Ritchin: But also, I think you’re interested in intuition. Because when you work with film, since you don’t see it immediately, you don’t know if you did a good job or a bad job immediately on the screen.
McCullin: I think I do, sometimes. If you don’t mind me sounding slightly conceited by saying this: you know when you’ve shot a picture whether there’s a good chance of it being the way that you want it to be. If you use a digital camera, it can be that way. But with film, I leave my house, I go all the way across to the other side of the world, I come back with the image, process the film, and wait and wait . . .
I have enormous patience, as I can testify in my landscape work. Sometimes I stay out for two or three hours in the same place, waiting for the sun to go behind those dark clouds. Patience is one of my virtues. Many times I go home without a picture, because at the last minute, the clouds go somewhere else, the sun is beating in my face—I get nothing. You know, it’s like somebody who sits on a riverbank fishing. It’s not about catching fish or getting negatives. It’s about being there, having the privilege to be there and be in command of your own joy. And mind.
Ritchin: It’s a kind of meditation in its way.
McCullin: I suppose. Yes, that’s a better way of putting it. There’s nothing nicer than finding peace of mind, because then it allows you to broaden your mind and then do something better the next time.
Ritchin: Henri Cartier-Bresson thought of a photojournalist as somebody who was keeping a journal with a camera. He was keeping a diary with a camera. It was very personal for him.
McCullin: People would say to me: “Did you ever keep journals?” I’d say: “No. My journals are my negatives. Why would I want to keep journals?” But I can see the point of it. Because when I went to Africa I did start keeping journals. The photograph is not the be-all and end-all. There are other dimensions in life. Lucian Freud is a great painter; that doesn’t mean he has to be a great writer.

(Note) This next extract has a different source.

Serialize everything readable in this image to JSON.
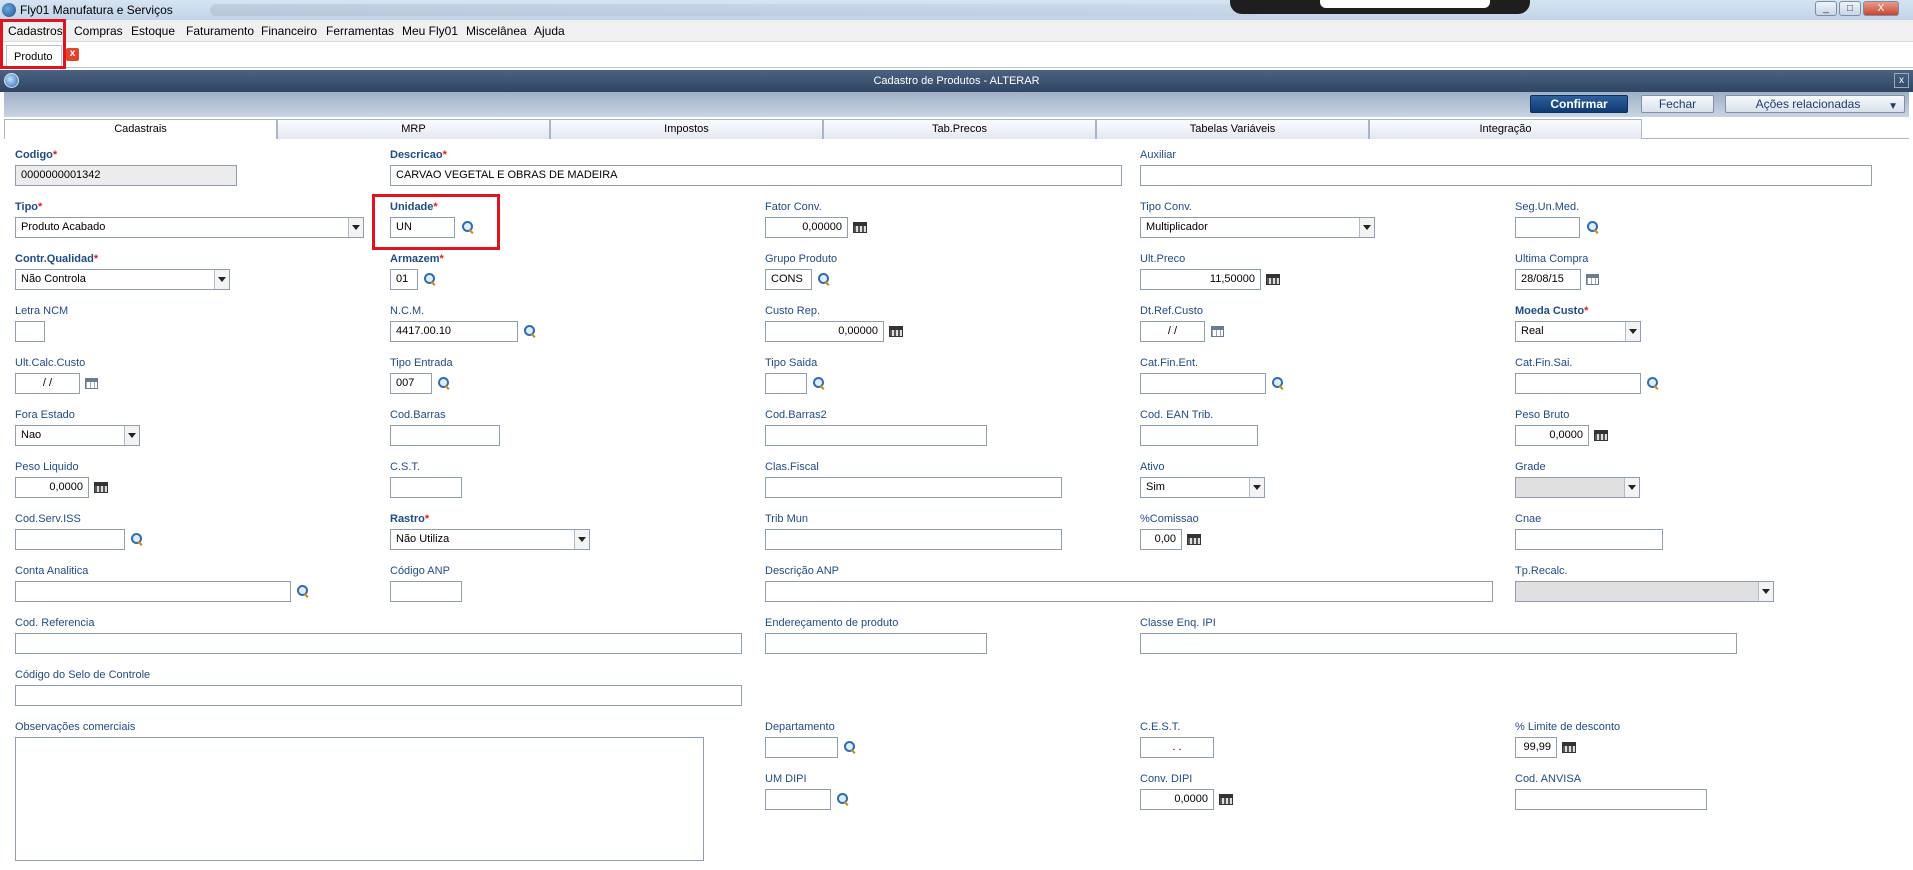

Ritchin: What about your autobiography (Unreasonable Behavior, 1990)?
McCullin: That was me talking, really.
Ritchin: It’s well articulated. There’s a lot there, too.
McCullin: I had a good tutor in life. And it was the way I grew up. I grew up with no luxury, no guidance. There was only bigotry and ignorance where I lived—and fists. I could not have had a better start in life! Not that I enjoyed it. But it was the very best start. Because if I’d gone to a university, say, I would never have come out with the same compassion and understanding.
I saw my own father die when he was forty, and nothing hurt me more. So I know about misery and unhappiness: the loss of my father taught me a lot. So here I am. I’ve got slightly further down the road than my father did, but I feel sad that he couldn’t see that I’ve tried to honor his name—by trying to overcome the misery and the poverty and the ignorance. I’ve kind of extended his life, I hope.
Well, that’s just a way of trying to explain to people who might see this that really it’s not just about photography. It’s about being a human being. That’s what it’s about.